Soil Nutrients and Requirements
Onions prefer soils rich in organic matter that are well-drained. Optimal pH is 6.2-6.8. They cannot tolerate acid soils, especially in early stages. 80 lbs/A nitrogen is recommended. Side dress 4-5 weeks after planting. High levels of sulfur in the soil will increase pungency. Best results come from selecting a bed with the least weed pressure possible.
Medium size onions 3-4”, for large onions 4-6”, for sweet onions 4”
When to Sow
Days to maturity are from direct seeding, subtract 1-2 weeks if transplanting. Direct seed onions as soon as soil can be worked or start transplants 10-12 weeks before planting date. Sow thickly in flats or 1” cells, in singles, doubles or triples. When seedlings reach 5” trim to 1” to increase girth. Transplanting is recommended for short growing seasons and sweet onions. Optimal soil temperature for germination is 75-85°F.
Onions compete poorly with weeds. Cultivate regularly to control weed pressure.
For fresh eating, onions can be harvested whenever they reach desired size. Storage onions can be harvested when tops dry up and flop over. Pull bulbs from ground and cure for 3-5 days in the field or bring into barn or greenhouse and cure for two weeks at 75-80°F and 80% relative humidity.
Cool slowly, and store at steady temperatures. Rapid cooling followed by a sudden warm period might break dormancy and cause onions to sprout.
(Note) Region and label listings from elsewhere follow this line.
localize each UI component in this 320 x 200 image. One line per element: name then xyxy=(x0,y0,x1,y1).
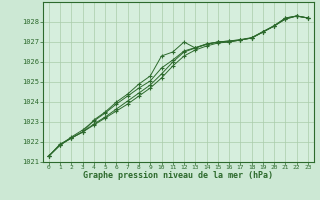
X-axis label: Graphe pression niveau de la mer (hPa): Graphe pression niveau de la mer (hPa) xyxy=(84,171,273,180)
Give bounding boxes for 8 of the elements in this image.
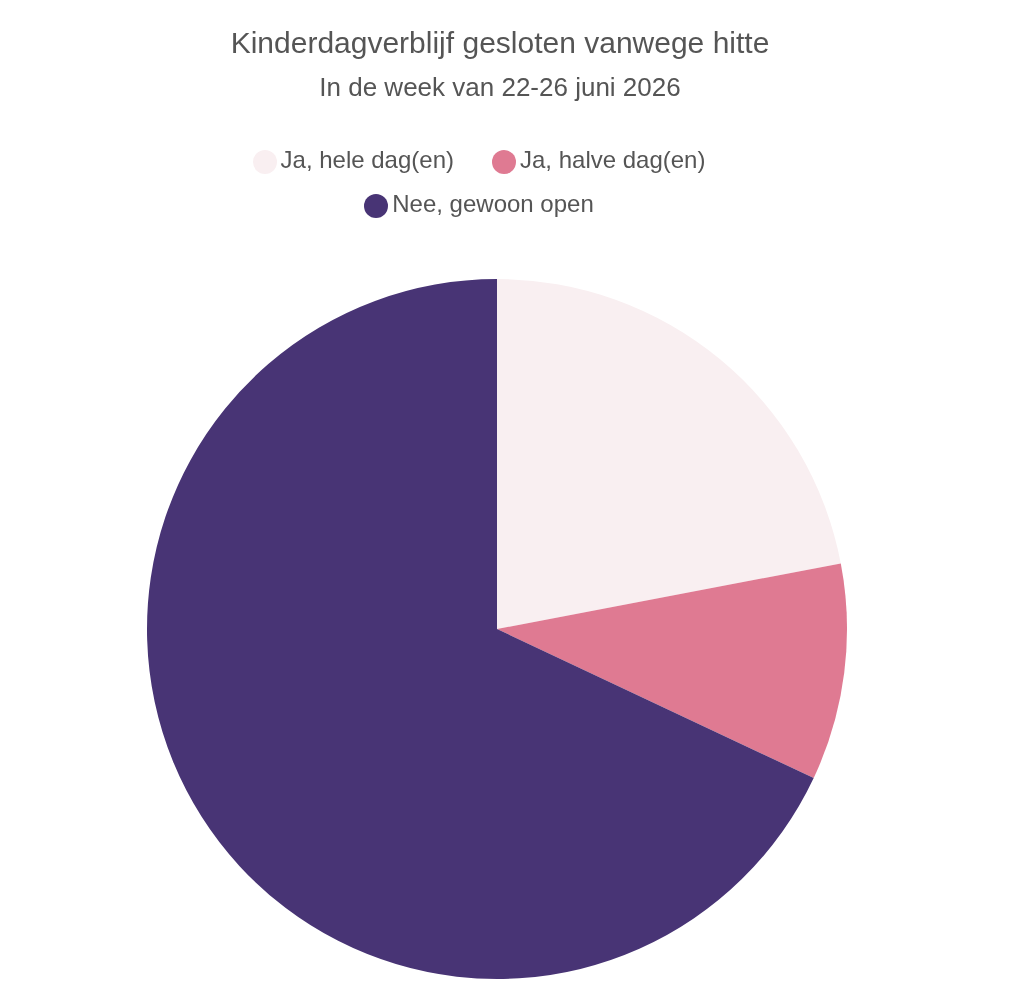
pie-slice [497, 563, 847, 779]
pie-slice [497, 279, 841, 629]
chart-subtitle: In de week van 22-26 juni 2026 [318, 72, 682, 103]
pie-slice [147, 279, 814, 979]
legend-label: Nee, gewoon open [392, 190, 594, 217]
chart-title: Kinderdagverblijf gesloten vanwege hitte [229, 26, 771, 60]
legend-label: Ja, halve dag(en) [520, 146, 706, 173]
legend-label: Ja, hele dag(en) [280, 146, 454, 173]
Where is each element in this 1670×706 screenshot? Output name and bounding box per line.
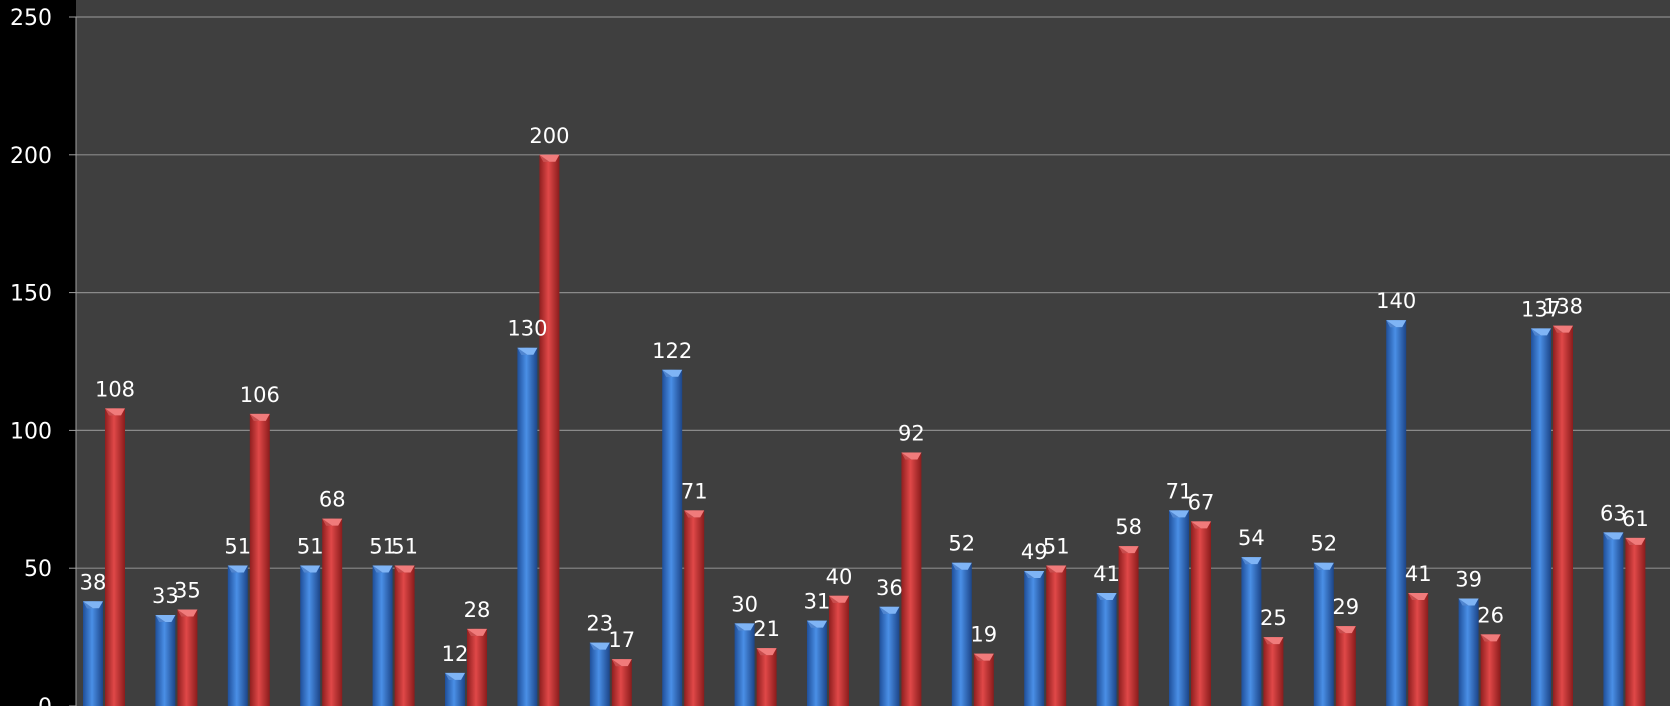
bar-red <box>1046 565 1067 706</box>
data-label-blue: 140 <box>1376 289 1416 313</box>
bar-red <box>467 628 487 706</box>
bar-red <box>394 565 415 706</box>
data-label-blue: 71 <box>1166 479 1193 503</box>
data-label-blue: 38 <box>80 570 107 594</box>
bar-red <box>829 595 849 706</box>
bar-red <box>1408 593 1429 706</box>
bar-blue <box>83 601 103 706</box>
data-label-blue: 51 <box>224 534 251 558</box>
data-label-blue: 52 <box>948 532 975 556</box>
bar-blue <box>1603 532 1624 706</box>
data-label-red: 71 <box>681 479 708 503</box>
data-label-red: 200 <box>529 124 569 148</box>
data-label-blue: 30 <box>731 592 758 616</box>
bar-blue <box>1241 557 1262 706</box>
data-label-red: 28 <box>464 598 491 622</box>
data-label-red: 29 <box>1332 595 1359 619</box>
data-label-red: 61 <box>1622 507 1649 531</box>
bar-red <box>105 408 125 706</box>
data-label-blue: 51 <box>297 534 324 558</box>
data-label-red: 106 <box>240 383 280 407</box>
bar-red <box>611 659 632 706</box>
data-label-red: 40 <box>826 565 853 589</box>
bar-blue <box>1458 598 1479 706</box>
data-label-red: 21 <box>753 617 780 641</box>
bar-red <box>177 609 198 706</box>
bar-red <box>1480 634 1501 706</box>
bar-red <box>756 648 777 706</box>
bar-blue <box>807 620 827 706</box>
bar-red <box>1553 325 1573 706</box>
data-label-blue: 41 <box>1093 562 1120 586</box>
bar-red <box>901 452 922 706</box>
bar-blue <box>1386 320 1407 706</box>
data-label-red: 51 <box>1043 534 1070 558</box>
data-label-red: 35 <box>174 579 201 603</box>
data-labels: 3810833355110651685151122813020023171227… <box>80 124 1649 666</box>
bar-blue <box>1024 570 1045 706</box>
y-tick-label: 0 <box>38 695 52 706</box>
data-label-blue: 39 <box>1455 568 1482 592</box>
bar-blue <box>445 672 465 706</box>
data-label-red: 68 <box>319 488 346 512</box>
data-label-blue: 52 <box>1310 532 1337 556</box>
data-label-red: 19 <box>970 623 997 647</box>
bar-blue <box>1313 562 1334 706</box>
bar-red <box>249 413 270 706</box>
bar-red <box>539 154 560 706</box>
y-tick-label: 50 <box>24 557 52 582</box>
data-label-blue: 31 <box>804 590 831 614</box>
data-label-blue: 122 <box>652 339 692 363</box>
y-tick-label: 100 <box>10 419 52 444</box>
bar-blue <box>1169 510 1189 706</box>
bar-blue <box>1531 328 1551 706</box>
bar-blue <box>517 347 538 706</box>
bar-red <box>1263 637 1284 706</box>
y-tick-label: 200 <box>10 144 52 169</box>
bar-red <box>1625 537 1646 706</box>
y-tick-label: 150 <box>10 282 52 307</box>
bar-red <box>973 653 994 706</box>
bar-red <box>1191 521 1211 706</box>
data-label-red: 41 <box>1405 562 1432 586</box>
data-label-blue: 36 <box>876 576 903 600</box>
data-label-blue: 12 <box>442 642 469 666</box>
data-label-red: 17 <box>608 628 635 652</box>
data-label-blue: 137 <box>1521 297 1561 321</box>
bar-blue <box>372 565 393 706</box>
data-label-red: 67 <box>1188 490 1215 514</box>
bar-blue <box>662 369 683 706</box>
data-label-red: 58 <box>1115 515 1142 539</box>
data-label-red: 26 <box>1477 603 1504 627</box>
bar-blue <box>155 615 176 706</box>
bar-red <box>1335 626 1356 706</box>
data-label-blue: 51 <box>369 534 396 558</box>
data-label-red: 138 <box>1543 295 1583 319</box>
y-tick-label: 250 <box>10 6 52 31</box>
data-label-blue: 33 <box>152 584 179 608</box>
data-label-red: 92 <box>898 421 925 445</box>
bar-blue <box>879 606 900 706</box>
bar-red <box>684 510 705 706</box>
bar-blue <box>951 562 972 706</box>
bar-blue <box>1096 593 1117 706</box>
data-label-blue: 54 <box>1238 526 1265 550</box>
bar-blue <box>300 565 321 706</box>
bars <box>83 154 1646 706</box>
bar-red <box>322 518 343 706</box>
data-label-red: 25 <box>1260 606 1287 630</box>
data-label-blue: 23 <box>586 612 613 636</box>
data-label-red: 108 <box>95 377 135 401</box>
y-axis: 0 50 100 150 200 250 <box>10 6 76 706</box>
bar-blue <box>227 565 248 706</box>
data-label-blue: 63 <box>1600 501 1627 525</box>
bar-red <box>1118 546 1139 706</box>
bar-blue <box>589 642 610 706</box>
data-label-blue: 130 <box>507 317 547 341</box>
data-label-red: 51 <box>391 534 418 558</box>
bar-blue <box>734 623 755 706</box>
data-label-blue: 49 <box>1021 540 1048 564</box>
Optimal storage is at near freezing temperatures at 65-70% relative humidity.
- Onion Thrips thrive in hot dry weather and can be discouraged by heavy rain or overhead irrigation. Lacewing larvae, pirate bugs and predatory thrips are natural predators.
- Onion Maggots overwinter in the soil. They feed on the roots of young seedlings, causing wilting and sometimes seedling death. Crop rotation and beneficial nematodes can be helpful..
- Botrytis leaf blight (Botrytis squamosa) develops as small lesions surrounded by a silvery-white “halo” that grow and eventually extend through the wall of the leaf. Infection by the more common Botrytis cinerea (gray mold fungus) is distinguished by smaller lesions that do not have a “halo” and do not penetrate the leaf. Die-back begins at the leaf tip and can result in premature death of the leaf prior to bulb maturity. The fungus persists as sclerotia in the soil and on crop residues. Protectant fungicides are applied in advance when cool, wet conditions are expected.
- Downy Mildew (Peronospora destructor) thrives in extended periods of cool, humid weather. Plant in a well drained area, avoid overhead irrigation, orient rows with prevailing winds and rotate crops.
- Purple blotch (Alternaria porri and Alternaria alternata) appears as elongated purple lesions that turn silvery over time. Control measures are similar to those for botrytis blight and downy mildew. Yellow cooking onions are not as susceptible to purple blotch as are Spanish onions. Best prevention methods are to practice good sanitation — never pile cull onions near onion fields — and crop rotation with non-host plants.
- Damping off (Pythium/Rhizoctonia) – Avoid excessive moisture.
- White Rot (Sclerotium Cepivorum) – Destroy infected plants and rotate crops.